Music Program and Bard Ethnomusicology Present
Wednesday, November 8, 2017
“On Social Dancing and Social Movements: Salsa and/as Resistance”
RKC room 103
A Lecture by Prof. Sydney Hutchinson (Syracuse University)Old-school salsa dura, the “hard” salsa of 1960s-70s New York, is widely celebrated by both scholars and fans as a music of resistance. New York Puerto Ricans and other Latino New Yorkers used the form to comment on and contest the harsh conditions of poverty, segregation, and neglect their communities were facing, both in lyrics and through musical sound. In contrast, salsa romántica, one term for the highly commercial “softer” sound that emerged in the 1980s, is frequently criticized as a depoliticized style with vacuous lyrics. Both fans and scholars often lament the demise of salsa dura as a disempowering turn in Latino music history – notwithstanding important critiques from feminist scholars like Francis Aparicio, who contends that the dura/romántica binary is a gendered one that disguises a preference for (hyper)masculine ways of playing and listening to music. If in fact romántica is a music of compliance, it would seem that salsa dura’s resistance is a thing of the past.

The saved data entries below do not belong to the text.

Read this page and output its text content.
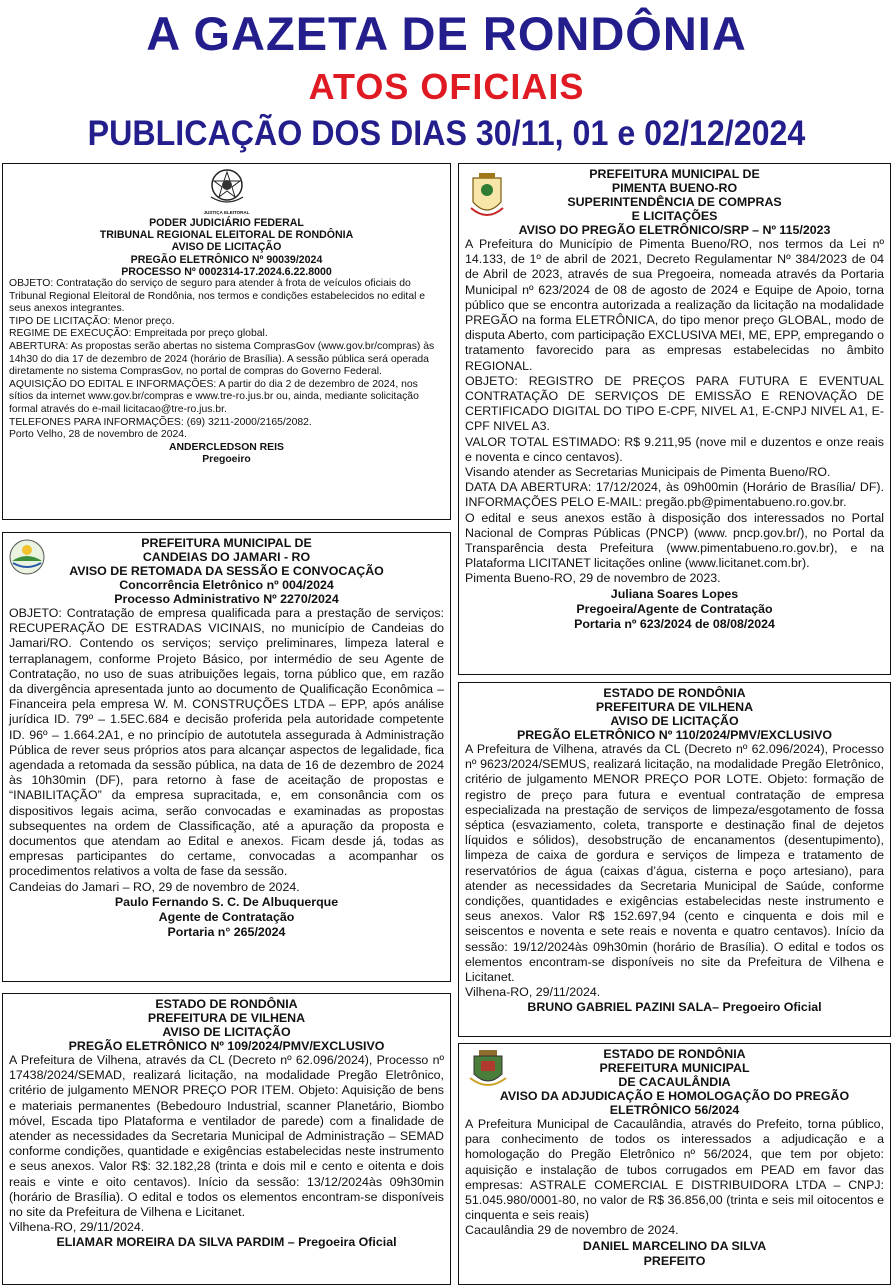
A GAZETA DE RONDÔNIA
ATOS OFICIAIS
PUBLICAÇÃO DOS DIAS 30/11, 01 e 02/12/2024
JUSTIÇA ELEITORAL

PODER JUDICIÁRIO FEDERAL

TRIBUNAL REGIONAL ELEITORAL DE RONDÔNIA

AVISO DE LICITAÇÃO

PREGÃO ELETRÔNICO Nº 90039/2024

PROCESSO Nº 0002314-17.2024.6.22.8000

OBJETO: Contratação do serviço de seguro para atender à frota de veículos oficiais do Tribunal Regional Eleitoral de Rondônia, nos termos e condições estabelecidos no edital e seus anexos integrantes.

TIPO DE LICITAÇÃO: Menor preço.

REGIME DE EXECUÇÃO: Empreitada por preço global.

ABERTURA: As propostas serão abertas no sistema ComprasGov (www.gov.br/compras) às 14h30 do dia 17 de dezembro de 2024 (horário de Brasília). A sessão pública será operada diretamente no sistema ComprasGov, no portal de compras do Governo Federal.

AQUISIÇÃO DO EDITAL E INFORMAÇÕES: A partir do dia 2 de dezembro de 2024, nos sítios da internet www.gov.br/compras e www.tre-ro.jus.br ou, ainda, mediante solicitação formal através do e-mail licitacao@tre-ro.jus.br.

TELEFONES PARA INFORMAÇÕES: (69) 3211-2000/2165/2082.

Porto Velho, 28 de novembro de 2024.

ANDERCLEDSON REIS

Pregoeiro

PREFEITURA MUNICIPAL DE

CANDEIAS DO JAMARI - RO

AVISO DE RETOMADA DA SESSÃO E CONVOCAÇÃO

Concorrência Eletrônico nº 004/2024

Processo Administrativo Nº 2270/2024

OBJETO: Contratação de empresa qualificada para a prestação de serviços: RECUPERAÇÃO DE ESTRADAS VICINAIS, no município de Candeias do Jamari/RO. Contendo os serviços; serviço preliminares, limpeza lateral e terraplanagem, conforme Projeto Básico, por intermédio de seu Agente de Contratação, no uso de suas atribuições legais, torna público que, em razão da divergência apresentada junto ao documento de Qualificação Econômica – Financeira pela empresa W. M. CONSTRUÇÕES LTDA – EPP, após análise jurídica ID. 79º – 1.5EC.684 e decisão proferida pela autoridade competente ID. 96º – 1.664.2A1, e no princípio de autotutela assegurada à Administração Pública de rever seus próprios atos para alcançar aspectos de legalidade, fica agendada a retomada da sessão pública, na data de 16 de dezembro de 2024 às 10h30min (DF), para retorno à fase de aceitação de propostas e “INABILITAÇÃO” da empresa supracitada, e, em consonância com os dispositivos legais acima, serão convocadas e examinadas as propostas subsequentes na ordem de Classificação, até a apuração da proposta e documentos que atendam ao Edital e anexos. Ficam desde já, todas as empresas participantes do certame, convocadas a acompanhar os procedimentos relativos a volta de fase da sessão.

Candeias do Jamari – RO, 29 de novembro de 2024.

Paulo Fernando S. C. De Albuquerque

Agente de Contratação

Portaria n° 265/2024

ESTADO DE RONDÔNIA

PREFEITURA DE VILHENA

AVISO DE LICITAÇÃO

PREGÃO ELETRÔNICO Nº 109/2024/PMV/EXCLUSIVO

A Prefeitura de Vilhena, através da CL (Decreto nº 62.096/2024), Processo nº 17438/2024/SEMAD, realizará licitação, na modalidade Pregão Eletrônico, critério de julgamento MENOR PREÇO POR ITEM. Objeto: Aquisição de bens e materiais permanentes (Bebedouro Industrial, scanner Planetário, Biombo móvel, Escada tipo Plataforma e ventilador de parede) com a finalidade de atender as necessidades da Secretaria Municipal de Administração – SEMAD conforme condições, quantidade e exigências estabelecidas neste instrumento e seus anexos. Valor R$: 32.182,28 (trinta e dois mil e cento e oitenta e dois reais e vinte e oito centavos). Início da sessão: 13/12/2024às 09h30min (horário de Brasília). O edital e todos os elementos encontram-se disponíveis no site da Prefeitura de Vilhena e Licitanet.

Vilhena-RO, 29/11/2024.

ELIAMAR MOREIRA DA SILVA PARDIM – Pregoeira Oficial

PREFEITURA MUNICIPAL DE

PIMENTA BUENO-RO

SUPERINTENDÊNCIA DE COMPRAS

E LICITAÇÕES

AVISO DO PREGÃO ELETRÔNICO/SRP – Nº 115/2023

A Prefeitura do Município de Pimenta Bueno/RO, nos termos da Lei nº 14.133, de 1º de abril de 2021, Decreto Regulamentar Nº 384/2023 de 04 de Abril de 2023, através de sua Pregoeira, nomeada através da Portaria Municipal nº 623/2024 de 08 de agosto de 2024 e Equipe de Apoio, torna público que se encontra autorizada a realização da licitação na modalidade PREGÃO na forma ELETRÔNICA, do tipo menor preço GLOBAL, modo de disputa Aberto, com participação EXCLUSIVA MEI, ME, EPP, empregando o tratamento favorecido para as empresas estabelecidas no âmbito REGIONAL.

OBJETO: REGISTRO DE PREÇOS PARA FUTURA E EVENTUAL CONTRATAÇÃO DE SERVIÇOS DE EMISSÃO E RENOVAÇÃO DE CERTIFICADO DIGITAL DO TIPO E-CPF, NIVEL A1, E-CNPJ NIVEL A1, E-CPF NIVEL A3.

VALOR TOTAL ESTIMADO: R$ 9.211,95 (nove mil e duzentos e onze reais e noventa e cinco centavos).

Visando atender as Secretarias Municipais de Pimenta Bueno/RO.

DATA DA ABERTURA: 17/12/2024, às 09h00min (Horário de Brasília/ DF). INFORMAÇÕES PELO E-MAIL: pregão.pb@pimentabueno.ro.gov.br.

O edital e seus anexos estão à disposição dos interessados no Portal Nacional de Compras Públicas (PNCP) (www. pncp.gov.br/), no Portal da Transparência desta Prefeitura (www.pimentabueno.ro.gov.br), e na Plataforma LICITANET licitações online (www.licitanet.com.br).

Pimenta Bueno-RO, 29 de novembro de 2023.

Juliana Soares Lopes

Pregoeira/Agente de Contratação

Portaria nº 623/2024 de 08/08/2024

ESTADO DE RONDÔNIA

PREFEITURA DE VILHENA

AVISO DE LICITAÇÃO

PREGÃO ELETRÔNICO Nº 110/2024/PMV/EXCLUSIVO

A Prefeitura de Vilhena, através da CL (Decreto nº 62.096/2024), Processo nº 9623/2024/SEMUS, realizará licitação, na modalidade Pregão Eletrônico, critério de julgamento MENOR PREÇO POR LOTE. Objeto: formação de registro de preço para futura e eventual contratação de empresa especializada na prestação de serviços de limpeza/esgotamento de fossa séptica (esvaziamento, coleta, transporte e destinação final de dejetos líquidos e sólidos), desobstrução de encanamentos (desentupimento), limpeza de caixa de gordura e serviços de limpeza e tratamento de reservatórios de água (caixas d’água, cisterna e poço artesiano), para atender as necessidades da Secretaria Municipal de Saúde, conforme condições, quantidades e exigências estabelecidas neste instrumento e seus anexos. Valor R$ 152.697,94 (cento e cinquenta e dois mil e seiscentos e noventa e sete reais e noventa e quatro centavos). Início da sessão: 19/12/2024às 09h30min (horário de Brasília). O edital e todos os elementos encontram-se disponíveis no site da Prefeitura de Vilhena e Licitanet.

Vilhena-RO, 29/11/2024.

BRUNO GABRIEL PAZINI SALA– Pregoeiro Oficial

ESTADO DE RONDÔNIA

PREFEITURA MUNICIPAL

DE CACAULÂNDIA

AVISO DA ADJUDICAÇÃO E HOMOLOGAÇÃO DO PREGÃO ELETRÔNICO 56/2024

A Prefeitura Municipal de Cacaulândia, através do Prefeito, torna público, para conhecimento de todos os interessados a adjudicação e a homologação do Pregão Eletrônico nº 56/2024, que tem por objeto: aquisição e instalação de tubos corrugados em PEAD em favor das empresas: ASTRALE COMERCIAL E DISTRIBUIDORA LTDA – CNPJ: 51.045.980/0001-80, no valor de R$ 36.856,00 (trinta e seis mil oitocentos e cinquenta e seis reais)

Cacaulândia 29 de novembro de 2024.

DANIEL MARCELINO DA SILVA

PREFEITO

In this paper, the author argues that salsa is still alive as a resistant practice, but that its resistance is today to be found more in the dance than the music. In fact, resistance is built in to the dance through the give-and-take of the partner hold as well as the Afrocentric bodily practices at its core. Dancers today use salsa to resist gender norms and ethnic stereotypes, and salsa has even cropped up in the past year at the center of protests in the US and the UK. So, while looking at salsa music alone might lead to a view of the genre as calcified and irrelevant, attention to the dance reveals a living and transforming tradition that enables masses of people to move, feel, and heal together in time.